Bias / error averaged across folds
In $k$-fold cross validation, you train $k$ times on a subset of $n \frac{k-1}{k}$ observations out of the original $n$. The remaining $\frac{n}{k}$ are tested.
Training on fewer cases will on average lead to somewhat worse performance unless the learning curve is flattened out for the training sample sizes we compare.
In your case it looks like training on only 2/3 vs. 93 % of the cases does make a difference.
Standard deviation between folds
Here we have several contributions, which act in opposite directions:
- model instability: The surrogate models trained on fewer training cases are possibly also more unstable. This would lead to increased standard deviation between folds (= surrogate models) for smaller $k$.
- Uncertainty due to testing only a finite number of cases: On the other hand, we're comparing per-fold estimates of RMSE for different $k$. For small $k$, more test cases enter the per-fold estimate, in your case 1/3 vs. 1/15th of all cases. Thus, for smaller $k$, you get fewer but more certain (lower variance) per-fold estimates.
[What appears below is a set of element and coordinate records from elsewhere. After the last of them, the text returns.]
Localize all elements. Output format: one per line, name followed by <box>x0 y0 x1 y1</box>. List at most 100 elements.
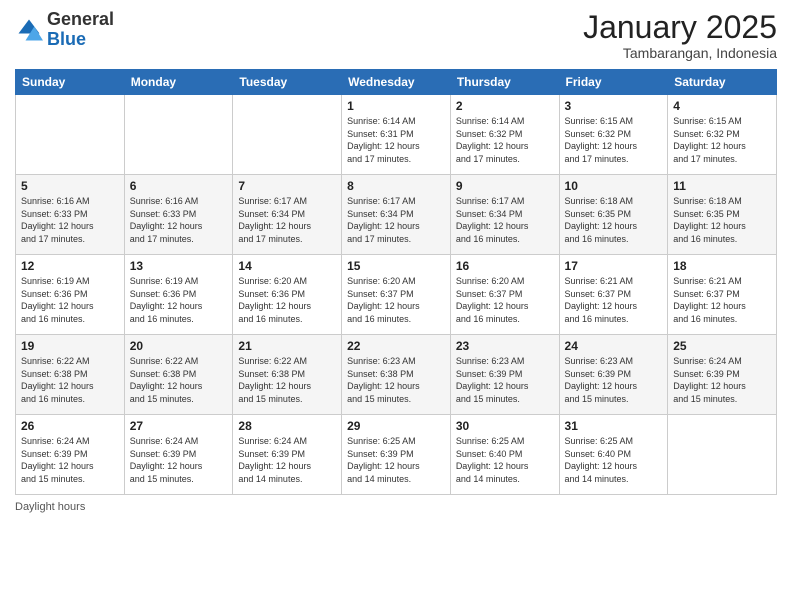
calendar-header-row: SundayMondayTuesdayWednesdayThursdayFrid… <box>16 70 777 95</box>
day-number: 17 <box>565 259 663 273</box>
day-number: 2 <box>456 99 554 113</box>
logo-text: General Blue <box>47 10 114 50</box>
day-number: 16 <box>456 259 554 273</box>
day-number: 26 <box>21 419 119 433</box>
calendar-cell: 17 Sunrise: 6:21 AM Sunset: 6:37 PM Dayli… <box>559 255 668 335</box>
day-number: 24 <box>565 339 663 353</box>
day-number: 23 <box>456 339 554 353</box>
calendar-cell: 9Sunrise: 6:17 AM Sunset: 6:34 PM Daylig… <box>450 175 559 255</box>
calendar-cell: 19Sunrise: 6:22 AM Sunset: 6:38 PM Dayli… <box>16 335 125 415</box>
day-number: 1 <box>347 99 445 113</box>
calendar-cell: 2 Sunrise: 6:14 AM Sunset: 6:32 PM Daylig… <box>450 95 559 175</box>
day-info: Sunrise: 6:21 AM Sunset: 6:37 PM Dayligh… <box>673 275 771 325</box>
day-info: Sunrise: 6:19 AM Sunset: 6:36 PM Dayligh… <box>130 275 228 325</box>
calendar-cell: 30 Sunrise: 6:25 AM Sunset: 6:40 PM Dayli… <box>450 415 559 495</box>
calendar-cell: 26 Sunrise: 6:24 AM Sunset: 6:39 PM Dayli… <box>16 415 125 495</box>
day-info: Sunrise: 6:22 AM Sunset: 6:38 PM Dayligh… <box>238 355 336 405</box>
day-number: 14 <box>238 259 336 273</box>
month-title: January 2025 <box>583 10 777 45</box>
logo-blue: Blue <box>47 29 86 49</box>
day-info: Sunrise: 6:25 AM Sunset: 6:40 PM Dayligh… <box>456 435 554 485</box>
calendar-cell: 12 Sunrise: 6:19 AM Sunset: 6:36 PM Dayli… <box>16 255 125 335</box>
day-info: Sunrise: 6:16 AM Sunset: 6:33 PM Dayligh… <box>130 195 228 245</box>
day-number: 30 <box>456 419 554 433</box>
day-info: Sunrise: 6:18 AM Sunset: 6:35 PM Dayligh… <box>673 195 771 245</box>
day-info: Sunrise: 6:18 AM Sunset: 6:35 PM Dayligh… <box>565 195 663 245</box>
calendar-cell: 25Sunrise: 6:24 AM Sunset: 6:39 PM Dayli… <box>668 335 777 415</box>
day-info: Sunrise: 6:16 AM Sunset: 6:33 PM Dayligh… <box>21 195 119 245</box>
day-number: 7 <box>238 179 336 193</box>
day-number: 15 <box>347 259 445 273</box>
day-info: Sunrise: 6:15 AM Sunset: 6:32 PM Dayligh… <box>673 115 771 165</box>
day-info: Sunrise: 6:14 AM Sunset: 6:32 PM Dayligh… <box>456 115 554 165</box>
day-number: 22 <box>347 339 445 353</box>
day-number: 19 <box>21 339 119 353</box>
calendar-cell <box>668 415 777 495</box>
day-info: Sunrise: 6:14 AM Sunset: 6:31 PM Dayligh… <box>347 115 445 165</box>
calendar-cell: 3 Sunrise: 6:15 AM Sunset: 6:32 PM Daylig… <box>559 95 668 175</box>
logo-general: General <box>47 9 114 29</box>
calendar-cell: 1 Sunrise: 6:14 AM Sunset: 6:31 PM Daylig… <box>342 95 451 175</box>
calendar-cell <box>233 95 342 175</box>
calendar-header-saturday: Saturday <box>668 70 777 95</box>
day-info: Sunrise: 6:22 AM Sunset: 6:38 PM Dayligh… <box>130 355 228 405</box>
day-number: 25 <box>673 339 771 353</box>
day-number: 12 <box>21 259 119 273</box>
day-info: Sunrise: 6:23 AM Sunset: 6:39 PM Dayligh… <box>456 355 554 405</box>
calendar-cell: 6 Sunrise: 6:16 AM Sunset: 6:33 PM Daylig… <box>124 175 233 255</box>
day-number: 4 <box>673 99 771 113</box>
calendar-cell: 10 Sunrise: 6:18 AM Sunset: 6:35 PM Dayli… <box>559 175 668 255</box>
day-number: 11 <box>673 179 771 193</box>
calendar-cell <box>16 95 125 175</box>
title-block: January 2025 Tambarangan, Indonesia <box>583 10 777 61</box>
calendar-cell: 4 Sunrise: 6:15 AM Sunset: 6:32 PM Daylig… <box>668 95 777 175</box>
day-info: Sunrise: 6:20 AM Sunset: 6:37 PM Dayligh… <box>456 275 554 325</box>
calendar-cell <box>124 95 233 175</box>
day-info: Sunrise: 6:17 AM Sunset: 6:34 PM Dayligh… <box>347 195 445 245</box>
day-info: Sunrise: 6:15 AM Sunset: 6:32 PM Dayligh… <box>565 115 663 165</box>
day-number: 9 <box>456 179 554 193</box>
day-info: Sunrise: 6:19 AM Sunset: 6:36 PM Dayligh… <box>21 275 119 325</box>
calendar-week-4: 19 Sunrise: 6:22 AM Sunset: 6:38 PM Dayli… <box>16 335 777 415</box>
calendar-week-2: 5 Sunrise: 6:16 AM Sunset: 6:33 PM Daylig… <box>16 175 777 255</box>
calendar-cell: 22Sunrise: 6:23 AM Sunset: 6:38 PM Dayli… <box>342 335 451 415</box>
page: General Blue January 2025 Tambarangan, I… <box>0 0 792 612</box>
calendar-header-monday: Monday <box>124 70 233 95</box>
calendar-cell: 7Sunrise: 6:17 AM Sunset: 6:34 PM Daylig… <box>233 175 342 255</box>
calendar-header-tuesday: Tuesday <box>233 70 342 95</box>
day-number: 18 <box>673 259 771 273</box>
calendar-cell: 15Sunrise: 6:20 AM Sunset: 6:37 PM Dayli… <box>342 255 451 335</box>
daylight-label: Daylight hours <box>15 501 85 513</box>
footer: Daylight hours <box>15 501 777 513</box>
calendar-cell: 13 Sunrise: 6:19 AM Sunset: 6:36 PM Dayli… <box>124 255 233 335</box>
calendar-cell: 23 Sunrise: 6:23 AM Sunset: 6:39 PM Dayli… <box>450 335 559 415</box>
calendar-header-friday: Friday <box>559 70 668 95</box>
calendar-week-3: 12 Sunrise: 6:19 AM Sunset: 6:36 PM Dayli… <box>16 255 777 335</box>
header: General Blue January 2025 Tambarangan, I… <box>15 10 777 61</box>
day-number: 28 <box>238 419 336 433</box>
calendar-week-1: 1 Sunrise: 6:14 AM Sunset: 6:31 PM Daylig… <box>16 95 777 175</box>
day-info: Sunrise: 6:24 AM Sunset: 6:39 PM Dayligh… <box>130 435 228 485</box>
day-info: Sunrise: 6:21 AM Sunset: 6:37 PM Dayligh… <box>565 275 663 325</box>
day-number: 5 <box>21 179 119 193</box>
calendar-cell: 8Sunrise: 6:17 AM Sunset: 6:34 PM Daylig… <box>342 175 451 255</box>
day-number: 3 <box>565 99 663 113</box>
day-number: 10 <box>565 179 663 193</box>
calendar-cell: 31Sunrise: 6:25 AM Sunset: 6:40 PM Dayli… <box>559 415 668 495</box>
calendar-cell: 20Sunrise: 6:22 AM Sunset: 6:38 PM Dayli… <box>124 335 233 415</box>
day-number: 6 <box>130 179 228 193</box>
calendar-week-5: 26 Sunrise: 6:24 AM Sunset: 6:39 PM Dayli… <box>16 415 777 495</box>
day-number: 31 <box>565 419 663 433</box>
logo: General Blue <box>15 10 114 50</box>
subtitle: Tambarangan, Indonesia <box>583 45 777 61</box>
logo-icon <box>15 16 43 44</box>
calendar-cell: 14Sunrise: 6:20 AM Sunset: 6:36 PM Dayli… <box>233 255 342 335</box>
day-number: 27 <box>130 419 228 433</box>
day-number: 13 <box>130 259 228 273</box>
day-info: Sunrise: 6:24 AM Sunset: 6:39 PM Dayligh… <box>238 435 336 485</box>
calendar-cell: 27 Sunrise: 6:24 AM Sunset: 6:39 PM Dayli… <box>124 415 233 495</box>
day-number: 29 <box>347 419 445 433</box>
day-info: Sunrise: 6:25 AM Sunset: 6:39 PM Dayligh… <box>347 435 445 485</box>
day-info: Sunrise: 6:24 AM Sunset: 6:39 PM Dayligh… <box>21 435 119 485</box>
day-number: 21 <box>238 339 336 353</box>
(This effect cancels out if you compare the usual pooled RMSE estimates after $k$ folds, i.e. each of the $n$ cases was tested exactly once and this is constant for all $k$).
Updates:
Errors on X
, X_train
, and X_test
The behaviour isn't strange at all: what you see is that smaller training sets (X
: 1600, X_train
: 1200, and X_test
: 400) lead to worse model.
Also, cross validation on X_test
is probably not doing what you think it does: it trains on a 4/5th subset of the data that is presumably reserved for single split/hold out testing. But hold out testing would use the model trained on X_train
to predict X_test
.
When using cross_validate
instead of cross_val_score
the statistics indicate that the training data scores way better than the test data
Assuming that "the statistics" indicates train_score
and test_score
as returned by cross_validate
,
this means that you are overfitting, and is thus in good agreement with seeing that small $k$ (fewer training cases at same model complexity => more overfitting) do worse in cross validation than larger $k$.
You say that you want to use the cross validation results for hyperparameter optimization. This means that you need independent data to validate the optimized model, either by another (nested aka double) cross validation, or by a single split.
Having a 1 : 3 split looks as if you'd like to use the single split aka hold out for this purpose.
In order to achieve independence between training (including optimization) and that test of generalization error of the optimized model, you need to do restrict your cross validation to X_train
.
when the complete set of predictors is shuffled
cross valiation doesn't shuffle predcitors, it shuffles/splits cases.
Choice of $k$
should I increase 'k'
Yes.
or would that be doubtful in a statistical sense?
No, that would not be doubtful from a statistics point of view because the lower error here comes from lower bias, i.e. we expect the cross validation with larger $k$ to be less wrong than cross validation with smaller $k$.
So, larger $k$ doesn't hurt anything but your computation time.
(The exception is Leave-One-Out, i.e. $k = n$ which has some undesirable statistical properties.)
The choice of $k = 3$ is IMHO an unusually small $k$. Personally, I rarely consider $k < 5$ unless I have fewer independent groups of cases, and I think $k > 10$ is usually not needed (I rather add iterations/repetitions in order to directly compute model stability).
See also Choice of K in K-fold cross-validation.
In this particular case, I think the information that substantially worse error was observed for $k=3$ is important, though.
So we know now that training on 1333 cases vs. 1867 cases does make a difference. Direct comparison means that the compared models have the same complexity, and in that case worse performance likely comes from model instability. Thus, you need to check model stability (which you should do anyways, and in particular when doing model optimization)
I know that statistics go beyond "right" and "wrong", but would you personally raise an eyebrow when you find that higher k was chosen just for the sake of better model performance?
I would raise an eyebrow if that reason were given, because this argumentation shows a decided lack of understanding cross validation. Which in turn would make me suspicious of how far I can trust the sound statistical judgment of the authors in other aspects of the modeling/data analysis.
(Fortunately, you asked here and thus gave yourself a chance of improving this understanding! Go ahead with that!)